Per questo Natale, conclude il giovane sacerdote, dobbiamo quindi ascoltare gli angeli, «per permetterci ancora quel poco di speranza di cui abbiamo bisogno e per diventare a nostra volta messaggeri e testimoni del Dio fatto uomo per noi e la nostra salvezza. Chiediamo al Natale di tornare a usare parole di misericordia; quelle vere e autentiche piene di incoraggiamento insegnateci da Gesù».
C’è stato spazio anche per celebrare Santo Stefano, il titolare del Duomo di Casalmaggiore. Nella Santa Messa del giorno successivo hanno partecipato il sindaco Filippo Bongiovanni insieme ad una rappresentanza delle forze dell’ordine, con la tradizionale consegna del cero pasquale alle parrocchie cittadine. Nella propria omelia don Claudio ha ringrazio le autorità presenti e la comunità cattolica ghanese per aver partecipano alla liturgia. E proprio da questo legame tra la parrocchia e il Comune – espressa anche dalla croce asburgica indossata dall’abate parroco, donata dall’imperatore Francesco II alla fine del Settecento -, il sacerdote ha preso spunto per riflettere ancora una volta sulla parola “martire”.

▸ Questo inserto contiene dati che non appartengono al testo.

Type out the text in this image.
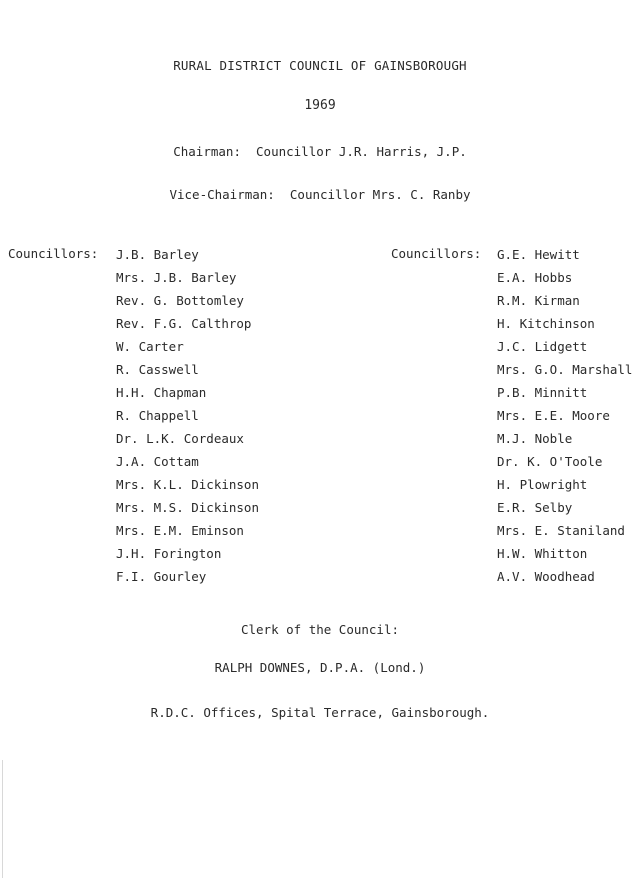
RURAL DISTRICT COUNCIL OF GAINSBOROUGH
1969
Chairman: Councillor J.R. Harris, J.P.
Vice-Chairman: Councillor Mrs. C. Ranby
Councillors:	Councillors:
J.B. Barley
Mrs. J.B. Barley
Rev. G. Bottomley
Rev. F.G. Calthrop
W. Carter
R. Casswell
H.H. Chapman
R. Chappell
Dr. L.K. Cordeaux
J.A. Cottam
Mrs. K.L. Dickinson
Mrs. M.S. Dickinson
Mrs. E.M. Eminson
J.H. Forington
F.I. Gourley
G.E. Hewitt
E.A. Hobbs
R.M. Kirman
H. Kitchinson
J.C. Lidgett
Mrs. G.O. Marshall
P.B. Minnitt
Mrs. E.E. Moore
M.J. Noble
Dr. K. O'Toole
H. Plowright
E.R. Selby
Mrs. E. Staniland
H.W. Whitton
A.V. Woodhead
Clerk of the Council:
RALPH DOWNES, D.P.A. (Lond.)
R.D.C. Offices, Spital Terrace, Gainsborough.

«Quest’anno l’ho ripetuto più volte, ma come ha anche ricordato il sindaco nel suo discorso in teatro, quest’estate abbiamo avuto un campione olimpionico nella staffetta come esempio. Ebbene, il linguaggio del martire è collegato a quello sportivo: dalla palma che esprime la vittoria, così il testimone – il martyrios – è ciò che si passa da una persona all’altra». Tra immagini sportive e della quotidianità, ecco l’Olimpiade di quest’estate: «Se devo pensare alle gesta estive del nostro concittadino Fausto Desalu, appunto ha raccolto l’oggetto e l’ha passato ad un altro, così è il martirio per noi cristiani: raccogliere una testimonianza e donarla all’altro».
Se allora la festa dei santi – salvo rare eccezioni -, è l’anniversario della loro nascita al cielo, «questa celebrazione di Santo Stefano ci dice che il Natale è legato alla morte; è guardare Cristo e assomigliargli, perché il cristiano rinasca in lui» ha detto don Claudio. Una “provocazione” forte, alla quale viene accompagnata ancora la metafora della maratona della vita: «È un passaggio oggi ritenuto “poco corretto”. Viviamo tempi dove si ha la pretesa e l’arroganza di ricreare l’uomo da zero, non c’è più niente di quanto ricevuto ieri da tramandare; perché ciò che ieri era vero, oggi è falso; ciò che è vero è ciò che dico io che domino. Invece essere cristiani – conclude don Claudio – significa prendere atto di aver ricevuto la testimonianza: io sono ciò che sono perché ho ricevuto un messaggio, e finché avrò la possibilità di esistere lo comunicherò agli altri, perché la vita ha una storia».
Prima delle benedizione finale, è stata poi letta la preghiera a Santo Stefano composta da don Alberto Franzini in occasione della Visita Pastorale del vescovo Dante Lanfranconi e dei rinnovati saluti e auguri di buone feste tra i fedeli.